We’ve just written a review of a useful book by José Manuel Ferrández Bru, ‘Uncle Curro’: J.R.R. Tolkien’s Spanish Connection. The ‘connection’ is Father Francis Xavier Morgan, the Catholic priest who acted as guardian to Ronald and Hilary Tolkien after the death of their mother in 1904. Father Francis famously forbade Tolkien from seeing or writing to his beloved, Edith Bratt, for three years, until he came of age at twenty-one; but one can argue that this was for Tolkien’s own good, hard though it was, as it brought his attention back to his studies (extra-curricular interests such as Gothic, the invention of languages, and the writing of poetry notwithstanding). Ferrández Bru explores the life and ancestry of Father Francis in great detail, as well as his close relationship with the Tolkiens. Our review can be read in the online Journal of Tolkien Research.

6 Comments
  1. September 3, 2018 5:01 am

    Hello C&W

    I have a request if I can be so bold, I would like if it is allowed to scan the index from the Companion and Guide so I can use a PDF for searching, I am often in the index but I struggle a little with my eyes and the quantity of numbers, it all becomes a blur. Being able to zoom a page would make life easier. If this falls squarely against copyright then please feel free to ignore this request.

    Thanks and my regards

    NF

    • September 3, 2018 8:29 am

      Hi, NF,

      We would have no objection to you making a scan of the index for your personal use.

      Wayne & Christina

  2. inusrrbution permalink
    September 3, 2018 2:40 pm

    Always great to hear you!

    Yeah, the HarperCollins thing you guys experienced with Kullervo and Beren and Luthien in paperback is annoying – if there are X amount of pre-orders, there should be Y amount of stock to fulfill them. I mean, what’s the point of pre-ordering, right? The demand should be anticipated.

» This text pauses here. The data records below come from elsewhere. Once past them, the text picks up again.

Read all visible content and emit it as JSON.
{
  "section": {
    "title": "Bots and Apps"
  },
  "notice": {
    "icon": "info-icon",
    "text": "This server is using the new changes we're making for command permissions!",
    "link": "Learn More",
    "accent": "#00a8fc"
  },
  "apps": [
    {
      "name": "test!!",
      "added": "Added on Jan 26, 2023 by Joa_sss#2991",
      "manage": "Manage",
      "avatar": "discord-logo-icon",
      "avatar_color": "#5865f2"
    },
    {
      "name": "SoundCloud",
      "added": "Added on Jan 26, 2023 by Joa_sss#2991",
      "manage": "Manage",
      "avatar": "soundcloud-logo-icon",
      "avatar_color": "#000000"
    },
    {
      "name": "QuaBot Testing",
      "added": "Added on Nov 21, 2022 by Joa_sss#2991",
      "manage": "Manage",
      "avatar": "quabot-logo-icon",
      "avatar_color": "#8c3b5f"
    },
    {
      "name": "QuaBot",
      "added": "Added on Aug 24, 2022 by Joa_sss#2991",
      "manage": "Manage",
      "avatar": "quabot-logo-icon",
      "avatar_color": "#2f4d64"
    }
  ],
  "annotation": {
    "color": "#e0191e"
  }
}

    Sorry about that slight rant! I’ve got the paperbacks of A Secret Vice and Aotrou & Itroun pre-ordered, and hope they actually some on publication day to send out…

    I’m also looking forward to the new edition of The Annotated Hobbit, due next year.

  3. September 6, 2018 1:59 pm

    Since Rose Cotton, Sam’s wife, and Wilcome her brother (also known as Jolly) share the samebirth year should readers assume that they are twins? Sam and Rose are recorded as the most prolifichobbit couple, barely eclipsing Gerontius and Adamanta Chubb Took. Usually what looks like two yearsbetween births. Ought readers to conclude that hobbit gestation is something like 9 months and that twins are fairly rare (none that I know of)? Tom Shippey said “seems likely; possible; I don’t know of any hobbit twins  – ask W&C”. 

    • September 9, 2018 5:30 pm

      Hi, silverwolfwushu,

      Without authoritative information about their gestation period, one should probably assume that 9 months was usual for Hobbits, in which case a mother could give birth to two children within the same year without them being twins. It’s been known to happen for us big folk. We don’t know of any hobbits who are explicitly twins – elves, yes, but not hobbits.